To get a true sense of the influence of Hellenic thought on Einstein, look at this November 1947 profile of him by Niccolo Tucci at The New Yorker. In that profile, Einstein discusses how the ancient Greeks fascinated him:

“[Einstein said:] People are asked to be loyal to their jobs. But who wouldn’t be loyal to his job? Too many people, indeed. Also in Italy and in Germany they used to test people’s loyalty to their jobs, and they found a far greater loyalty to jobs than to democracy. But now tell me another thing. What do you give to your children in the way of good news about the world?”

“Plenty,” [the reporter] said. “For example, I tell them about Socrates, who was killed by the greatest democracy on earth for standing at the corner drugstore and asking questions that made the politicians feel uncomfortable.”

“That’s not a cheerful story, either,” he said, “but if they were able to absorb some of the spirit of the Greeks, that would serve them a great deal later on in life. The more I read the Greeks, the more I realize that nothing like them has ever appeared in the world since.”

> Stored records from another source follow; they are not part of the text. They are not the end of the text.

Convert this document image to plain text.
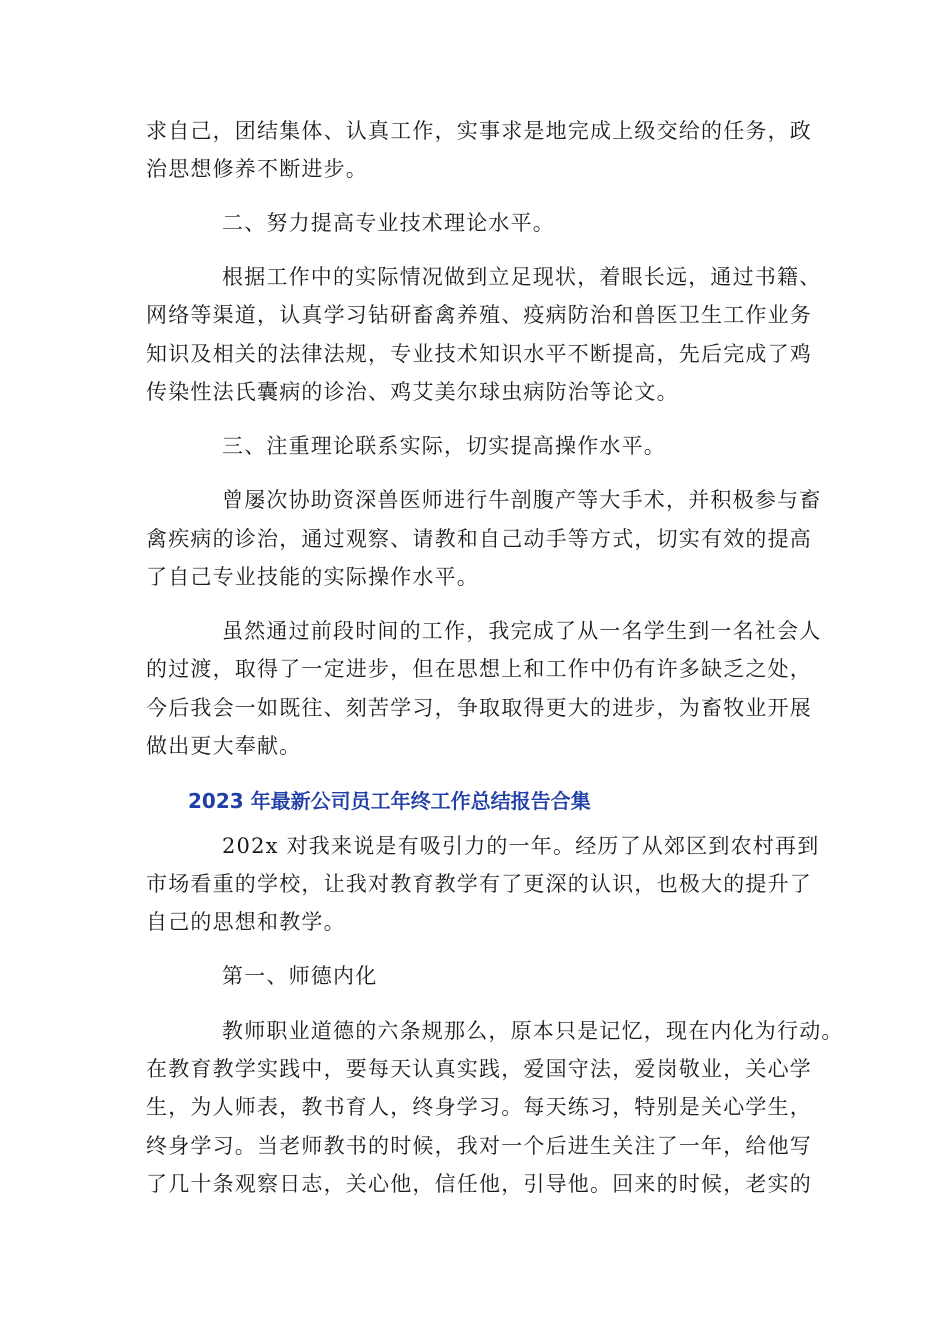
求自己，团结集体、认真工作，实事求是地完成上级交给的任务，政

治思想修养不断进步。

二、努力提高专业技术理论水平。

根据工作中的实际情况做到立足现状，着眼长远，通过书籍、

网络等渠道，认真学习钻研畜禽养殖、疫病防治和兽医卫生工作业务

知识及相关的法律法规，专业技术知识水平不断提高，先后完成了鸡

传染性法氏囊病的诊治、鸡艾美尔球虫病防治等论文。

三、注重理论联系实际，切实提高操作水平。

曾屡次协助资深兽医师进行牛剖腹产等大手术，并积极参与畜

禽疾病的诊治，通过观察、请教和自己动手等方式，切实有效的提高

了自己专业技能的实际操作水平。

虽然通过前段时间的工作，我完成了从一名学生到一名社会人

的过渡，取得了一定进步，但在思想上和工作中仍有许多缺乏之处，

今后我会一如既往、刻苦学习，争取取得更大的进步，为畜牧业开展

做出更大奉献。

2023 年最新公司员工年终工作总结报告合集

202x 对我来说是有吸引力的一年。经历了从郊区到农村再到

市场看重的学校，让我对教育教学有了更深的认识，也极大的提升了

自己的思想和教学。

第一、师德内化

教师职业道德的六条规那么，原本只是记忆，现在内化为行动。

在教育教学实践中，要每天认真实践，爱国守法，爱岗敬业，关心学

生，为人师表，教书育人，终身学习。每天练习，特别是关心学生，

终身学习。当老师教书的时候，我对一个后进生关注了一年，给他写

了几十条观察日志，关心他，信任他，引导他。回来的时候，老实的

“You read the Greeks?” I said.

“But of course,” he replied, slightly surprised at my amazement. And so I heard, partly from him and partly from Miss Dukas, that he reads the Greeks to Maja every night for an hour or so, even if he has had a very tiring day. Empedocles, Sophocles, Aeschylus, and Thucydides receive the tribute of the most advanced and abstract modern science every night, in the calm voice of this affectionate brother who keeps his sister company.

“You know,” I said, “that is great news. Young Americans, who have an idea of the pure scientist worthy of the comics, should be told that Einstein reads the Greeks. All those who relish the idiotic and dangerous myth of the scientist as a kind of Superman, free from all bonds of responsibility, should know this and draw their conclusions from it. Many people in our day go back to the Greeks out of sheer despair. So you too, Herr Professor, have gone back to the Greeks.”

He seemed a little hurt. “But I have never gone away from them,” he said. “How can an educated person stay away from the Greeks? I have always been far more interested in them than in science.”